The findings suggest that most of the children and their caregivers have heard about the planned relocation from various sources. A significant proportion of caregivers mentioned promises made to them, mainly regarding improvements in housing and services, notably water and electricity. However, they did not have any clear idea about the likely timing of the move, an indication that the people most directly concerned have not been sufficiently involved and consulted in the planning process. Some suggested that they would need time to prepare for relocation. A significant proportion of the caregivers and some children know people who have already been moved, confirming that this is a fairly common experience in the two cities.
Most children and their caregivers were hopeful that they will experience improvements in housing and sanitation, and girls valued the prospect of having better toilets and kitchens. Some caregivers felt that the new relocation areas would be better for bringing up children. However, children and adults both expressed major misgivings. They feared losing sources of livelihood in informal activities in the city centre and worried about finding a place to live. Some mentioned concerns that services, notably health care and education, would become unavailable, distant, poor quality or unaffordable; others feared the loss of existing close-knit relations with neighbours, friends and relatives. A few, particularly elderly caregivers, were strongly opposed to the relocation. Others, however, were optimistic suggesting that whatever happens they will be better off living elsewhere.

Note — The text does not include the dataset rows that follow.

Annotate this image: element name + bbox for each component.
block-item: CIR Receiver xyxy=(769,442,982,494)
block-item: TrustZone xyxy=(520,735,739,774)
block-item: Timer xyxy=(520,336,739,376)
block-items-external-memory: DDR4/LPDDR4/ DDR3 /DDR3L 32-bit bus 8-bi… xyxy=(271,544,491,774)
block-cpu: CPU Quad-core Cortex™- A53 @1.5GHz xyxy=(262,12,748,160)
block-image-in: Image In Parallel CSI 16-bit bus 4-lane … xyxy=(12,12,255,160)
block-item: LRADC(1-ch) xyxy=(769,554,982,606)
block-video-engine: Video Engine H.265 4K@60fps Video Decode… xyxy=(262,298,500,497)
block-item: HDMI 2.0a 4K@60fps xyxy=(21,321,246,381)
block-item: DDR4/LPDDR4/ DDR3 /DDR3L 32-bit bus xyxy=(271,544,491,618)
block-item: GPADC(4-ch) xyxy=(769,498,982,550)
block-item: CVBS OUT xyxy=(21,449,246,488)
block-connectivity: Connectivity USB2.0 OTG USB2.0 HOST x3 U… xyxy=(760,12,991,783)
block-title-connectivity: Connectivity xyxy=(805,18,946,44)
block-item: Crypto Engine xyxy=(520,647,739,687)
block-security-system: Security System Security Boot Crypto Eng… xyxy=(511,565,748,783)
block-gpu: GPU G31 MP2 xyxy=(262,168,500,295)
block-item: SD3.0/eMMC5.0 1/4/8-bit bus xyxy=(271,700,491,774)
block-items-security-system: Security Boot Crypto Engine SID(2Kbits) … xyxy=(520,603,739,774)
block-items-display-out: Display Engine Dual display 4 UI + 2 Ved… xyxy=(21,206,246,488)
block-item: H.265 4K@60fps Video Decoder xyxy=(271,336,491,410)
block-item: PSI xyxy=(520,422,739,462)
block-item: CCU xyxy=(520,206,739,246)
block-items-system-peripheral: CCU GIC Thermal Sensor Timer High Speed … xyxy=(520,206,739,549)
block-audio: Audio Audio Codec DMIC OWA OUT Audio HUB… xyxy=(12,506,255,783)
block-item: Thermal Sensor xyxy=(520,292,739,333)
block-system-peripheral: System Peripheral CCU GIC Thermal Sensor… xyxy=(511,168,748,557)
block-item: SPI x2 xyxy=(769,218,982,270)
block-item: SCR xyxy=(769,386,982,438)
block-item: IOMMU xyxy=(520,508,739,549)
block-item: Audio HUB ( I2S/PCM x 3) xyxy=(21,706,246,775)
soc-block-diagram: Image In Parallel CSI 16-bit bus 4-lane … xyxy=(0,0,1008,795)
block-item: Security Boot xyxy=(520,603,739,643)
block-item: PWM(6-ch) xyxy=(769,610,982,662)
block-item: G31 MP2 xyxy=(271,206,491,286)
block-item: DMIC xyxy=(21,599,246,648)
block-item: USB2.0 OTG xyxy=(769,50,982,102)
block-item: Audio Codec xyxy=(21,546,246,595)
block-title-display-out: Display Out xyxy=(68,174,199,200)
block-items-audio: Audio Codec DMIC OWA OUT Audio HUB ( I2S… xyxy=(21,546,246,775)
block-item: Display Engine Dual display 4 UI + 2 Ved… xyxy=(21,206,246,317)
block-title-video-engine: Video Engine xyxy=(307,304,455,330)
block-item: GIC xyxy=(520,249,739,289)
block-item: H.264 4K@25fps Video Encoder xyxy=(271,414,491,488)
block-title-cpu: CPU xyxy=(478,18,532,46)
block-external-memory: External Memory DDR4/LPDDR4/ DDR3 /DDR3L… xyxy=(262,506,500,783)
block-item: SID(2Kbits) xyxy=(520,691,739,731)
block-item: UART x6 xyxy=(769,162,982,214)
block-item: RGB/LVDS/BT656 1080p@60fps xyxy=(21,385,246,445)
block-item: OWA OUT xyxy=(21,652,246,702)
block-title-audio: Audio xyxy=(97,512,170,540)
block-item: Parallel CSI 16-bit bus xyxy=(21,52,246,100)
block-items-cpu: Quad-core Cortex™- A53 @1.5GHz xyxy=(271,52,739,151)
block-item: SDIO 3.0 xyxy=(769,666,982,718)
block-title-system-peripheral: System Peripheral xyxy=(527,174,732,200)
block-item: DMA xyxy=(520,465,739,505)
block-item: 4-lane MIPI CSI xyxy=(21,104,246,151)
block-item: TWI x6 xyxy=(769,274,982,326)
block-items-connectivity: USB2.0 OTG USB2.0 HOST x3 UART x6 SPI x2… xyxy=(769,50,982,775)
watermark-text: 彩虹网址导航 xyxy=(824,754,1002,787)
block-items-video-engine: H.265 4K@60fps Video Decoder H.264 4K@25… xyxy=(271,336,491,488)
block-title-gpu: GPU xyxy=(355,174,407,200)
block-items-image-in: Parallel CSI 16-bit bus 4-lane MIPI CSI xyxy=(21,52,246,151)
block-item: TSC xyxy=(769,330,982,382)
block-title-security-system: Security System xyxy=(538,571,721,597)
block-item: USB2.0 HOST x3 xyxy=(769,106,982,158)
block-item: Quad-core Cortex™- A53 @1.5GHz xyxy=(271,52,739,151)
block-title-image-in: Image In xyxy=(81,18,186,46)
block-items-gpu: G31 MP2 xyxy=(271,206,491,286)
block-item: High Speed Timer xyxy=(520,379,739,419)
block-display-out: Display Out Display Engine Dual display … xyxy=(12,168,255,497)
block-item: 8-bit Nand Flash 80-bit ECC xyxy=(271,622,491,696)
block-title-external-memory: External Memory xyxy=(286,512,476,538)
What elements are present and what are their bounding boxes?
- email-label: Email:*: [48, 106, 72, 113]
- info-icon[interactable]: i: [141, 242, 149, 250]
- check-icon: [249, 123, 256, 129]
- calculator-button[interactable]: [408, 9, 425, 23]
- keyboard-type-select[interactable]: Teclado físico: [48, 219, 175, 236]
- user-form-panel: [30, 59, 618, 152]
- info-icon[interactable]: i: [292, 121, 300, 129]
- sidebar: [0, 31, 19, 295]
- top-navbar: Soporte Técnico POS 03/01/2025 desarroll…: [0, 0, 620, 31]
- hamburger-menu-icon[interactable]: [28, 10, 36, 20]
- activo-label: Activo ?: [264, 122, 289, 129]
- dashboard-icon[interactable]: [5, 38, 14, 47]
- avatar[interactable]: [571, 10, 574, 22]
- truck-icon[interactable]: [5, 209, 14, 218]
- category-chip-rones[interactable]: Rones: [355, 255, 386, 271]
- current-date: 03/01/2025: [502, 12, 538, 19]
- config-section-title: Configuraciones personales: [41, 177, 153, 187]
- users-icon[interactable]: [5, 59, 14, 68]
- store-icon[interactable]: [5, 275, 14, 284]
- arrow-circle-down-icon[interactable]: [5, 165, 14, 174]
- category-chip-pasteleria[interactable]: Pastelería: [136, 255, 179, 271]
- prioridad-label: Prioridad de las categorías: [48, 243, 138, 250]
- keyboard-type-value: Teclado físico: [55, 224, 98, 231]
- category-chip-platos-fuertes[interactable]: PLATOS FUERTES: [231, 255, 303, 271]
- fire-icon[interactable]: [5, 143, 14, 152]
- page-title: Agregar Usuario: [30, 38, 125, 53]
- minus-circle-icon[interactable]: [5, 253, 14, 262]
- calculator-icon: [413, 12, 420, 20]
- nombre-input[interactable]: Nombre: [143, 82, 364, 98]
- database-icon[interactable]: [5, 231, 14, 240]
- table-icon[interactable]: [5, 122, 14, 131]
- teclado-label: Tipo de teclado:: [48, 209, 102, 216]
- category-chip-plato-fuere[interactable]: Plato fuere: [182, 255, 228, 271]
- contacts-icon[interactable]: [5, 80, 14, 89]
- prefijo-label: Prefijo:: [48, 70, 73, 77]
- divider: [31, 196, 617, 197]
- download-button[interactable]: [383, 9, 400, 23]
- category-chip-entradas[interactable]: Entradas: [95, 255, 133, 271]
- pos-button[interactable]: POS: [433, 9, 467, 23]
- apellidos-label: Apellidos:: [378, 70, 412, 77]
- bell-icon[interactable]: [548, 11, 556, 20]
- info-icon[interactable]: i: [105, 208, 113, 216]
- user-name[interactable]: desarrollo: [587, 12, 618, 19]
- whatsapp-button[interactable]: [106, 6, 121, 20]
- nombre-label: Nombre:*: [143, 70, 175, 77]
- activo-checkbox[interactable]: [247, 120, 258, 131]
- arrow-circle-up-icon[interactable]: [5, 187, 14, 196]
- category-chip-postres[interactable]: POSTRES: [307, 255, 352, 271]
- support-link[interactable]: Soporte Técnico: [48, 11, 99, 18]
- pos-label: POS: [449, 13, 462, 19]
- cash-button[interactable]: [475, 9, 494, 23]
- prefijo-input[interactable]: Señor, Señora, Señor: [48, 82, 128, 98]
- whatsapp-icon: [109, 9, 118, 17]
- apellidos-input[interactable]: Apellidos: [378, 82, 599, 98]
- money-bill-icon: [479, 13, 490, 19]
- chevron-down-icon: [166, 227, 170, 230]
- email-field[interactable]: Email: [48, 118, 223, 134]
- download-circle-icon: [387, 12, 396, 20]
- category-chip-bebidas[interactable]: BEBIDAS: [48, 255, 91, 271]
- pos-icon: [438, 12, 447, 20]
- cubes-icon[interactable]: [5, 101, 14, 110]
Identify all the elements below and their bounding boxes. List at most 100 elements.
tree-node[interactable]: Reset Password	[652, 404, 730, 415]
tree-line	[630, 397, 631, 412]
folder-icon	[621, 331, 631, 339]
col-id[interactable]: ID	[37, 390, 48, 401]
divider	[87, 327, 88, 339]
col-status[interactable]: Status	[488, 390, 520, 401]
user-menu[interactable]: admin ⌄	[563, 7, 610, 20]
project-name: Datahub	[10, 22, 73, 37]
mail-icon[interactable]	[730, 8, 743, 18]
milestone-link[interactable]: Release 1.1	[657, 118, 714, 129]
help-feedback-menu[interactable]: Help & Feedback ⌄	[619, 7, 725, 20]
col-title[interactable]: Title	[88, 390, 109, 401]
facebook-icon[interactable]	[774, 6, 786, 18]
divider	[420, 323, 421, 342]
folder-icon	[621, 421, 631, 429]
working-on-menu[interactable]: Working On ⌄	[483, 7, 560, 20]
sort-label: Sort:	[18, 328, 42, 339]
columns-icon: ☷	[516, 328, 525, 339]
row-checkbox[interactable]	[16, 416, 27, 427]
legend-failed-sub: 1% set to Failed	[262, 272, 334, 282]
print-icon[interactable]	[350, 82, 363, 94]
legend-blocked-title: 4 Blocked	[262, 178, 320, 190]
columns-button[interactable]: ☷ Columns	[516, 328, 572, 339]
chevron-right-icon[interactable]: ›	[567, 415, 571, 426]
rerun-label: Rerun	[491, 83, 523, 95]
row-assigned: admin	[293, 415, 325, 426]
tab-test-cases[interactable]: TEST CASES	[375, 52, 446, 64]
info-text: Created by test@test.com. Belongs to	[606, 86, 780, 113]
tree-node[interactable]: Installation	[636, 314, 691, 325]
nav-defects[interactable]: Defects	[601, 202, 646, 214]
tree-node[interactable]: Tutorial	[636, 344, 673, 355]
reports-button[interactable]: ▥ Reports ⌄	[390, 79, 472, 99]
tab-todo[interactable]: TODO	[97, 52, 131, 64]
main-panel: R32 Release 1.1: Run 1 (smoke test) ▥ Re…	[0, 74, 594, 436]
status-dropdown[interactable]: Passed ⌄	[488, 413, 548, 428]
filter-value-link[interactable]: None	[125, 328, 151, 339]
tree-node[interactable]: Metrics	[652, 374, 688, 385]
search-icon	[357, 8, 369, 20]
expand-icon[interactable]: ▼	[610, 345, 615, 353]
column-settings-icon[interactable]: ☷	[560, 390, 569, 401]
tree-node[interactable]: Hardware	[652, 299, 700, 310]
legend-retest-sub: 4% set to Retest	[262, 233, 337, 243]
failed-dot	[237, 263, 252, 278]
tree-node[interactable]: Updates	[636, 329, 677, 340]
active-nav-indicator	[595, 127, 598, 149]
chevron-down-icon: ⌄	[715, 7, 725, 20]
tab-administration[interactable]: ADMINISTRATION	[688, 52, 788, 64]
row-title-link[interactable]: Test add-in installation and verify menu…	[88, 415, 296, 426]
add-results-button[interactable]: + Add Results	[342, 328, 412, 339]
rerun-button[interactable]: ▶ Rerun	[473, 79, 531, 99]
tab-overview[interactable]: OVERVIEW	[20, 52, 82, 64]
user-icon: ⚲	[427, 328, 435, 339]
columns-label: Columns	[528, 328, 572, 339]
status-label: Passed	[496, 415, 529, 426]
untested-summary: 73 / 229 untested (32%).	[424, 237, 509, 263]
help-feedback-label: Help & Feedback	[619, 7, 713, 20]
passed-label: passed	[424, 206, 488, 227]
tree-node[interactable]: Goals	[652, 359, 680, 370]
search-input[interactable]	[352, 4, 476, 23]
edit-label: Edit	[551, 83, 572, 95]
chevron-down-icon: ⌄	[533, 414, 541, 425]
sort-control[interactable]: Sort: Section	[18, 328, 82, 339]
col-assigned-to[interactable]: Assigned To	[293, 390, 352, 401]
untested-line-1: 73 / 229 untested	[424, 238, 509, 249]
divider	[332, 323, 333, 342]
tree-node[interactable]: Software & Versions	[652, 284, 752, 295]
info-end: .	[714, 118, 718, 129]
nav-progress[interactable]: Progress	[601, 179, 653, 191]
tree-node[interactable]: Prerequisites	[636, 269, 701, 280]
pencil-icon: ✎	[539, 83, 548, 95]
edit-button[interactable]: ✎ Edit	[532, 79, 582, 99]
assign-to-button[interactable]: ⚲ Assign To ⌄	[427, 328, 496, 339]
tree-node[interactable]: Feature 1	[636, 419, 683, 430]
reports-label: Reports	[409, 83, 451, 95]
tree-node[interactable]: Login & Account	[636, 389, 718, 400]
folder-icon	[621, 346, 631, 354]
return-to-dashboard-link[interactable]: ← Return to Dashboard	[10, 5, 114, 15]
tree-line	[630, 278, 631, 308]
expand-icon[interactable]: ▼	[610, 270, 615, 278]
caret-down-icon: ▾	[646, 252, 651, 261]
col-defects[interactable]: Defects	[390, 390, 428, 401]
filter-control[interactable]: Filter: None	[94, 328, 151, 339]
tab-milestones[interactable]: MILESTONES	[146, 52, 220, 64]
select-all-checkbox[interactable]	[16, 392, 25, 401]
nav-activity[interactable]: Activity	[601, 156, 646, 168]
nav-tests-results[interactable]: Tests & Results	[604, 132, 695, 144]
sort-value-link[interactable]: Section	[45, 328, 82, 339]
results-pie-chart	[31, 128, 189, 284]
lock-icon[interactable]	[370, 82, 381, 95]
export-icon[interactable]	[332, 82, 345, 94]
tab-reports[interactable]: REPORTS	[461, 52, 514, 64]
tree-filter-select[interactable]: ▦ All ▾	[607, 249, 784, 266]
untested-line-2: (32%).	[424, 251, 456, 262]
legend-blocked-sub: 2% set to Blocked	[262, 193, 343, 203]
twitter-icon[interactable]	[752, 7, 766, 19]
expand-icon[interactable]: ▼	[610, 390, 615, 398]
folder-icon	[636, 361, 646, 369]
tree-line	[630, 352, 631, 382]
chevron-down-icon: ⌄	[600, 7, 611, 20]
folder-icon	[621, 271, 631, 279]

The issue of urban development and the resulting relocation has important policy implications. Poor people living in inner city areas would prefer to remain in the same area where their livelihoods are based after the area is redeveloped; reserving part of these areas for housing for the urban poor would therefore be an equitable pro-poor policy. Given their poverty, replacement housing in condominiums or other affordable housing schemes deserve priority since they are unable to build housing on their own. Greater participatory planning, involving not simply transparent, timely advance information and adequate compensation and/or replacement housing, but involvement of communities in the planning and execution of the relocation would be an improvement on the current process. Redevelopment and relocation in stages could also prevent unnecessary excessive disruptions. In the new relocation areas, the development of adequate infrastructure and services, as well as the linkages between housing, livelihood opportunities and recreational facilities, especially for children, deserve greater consideration.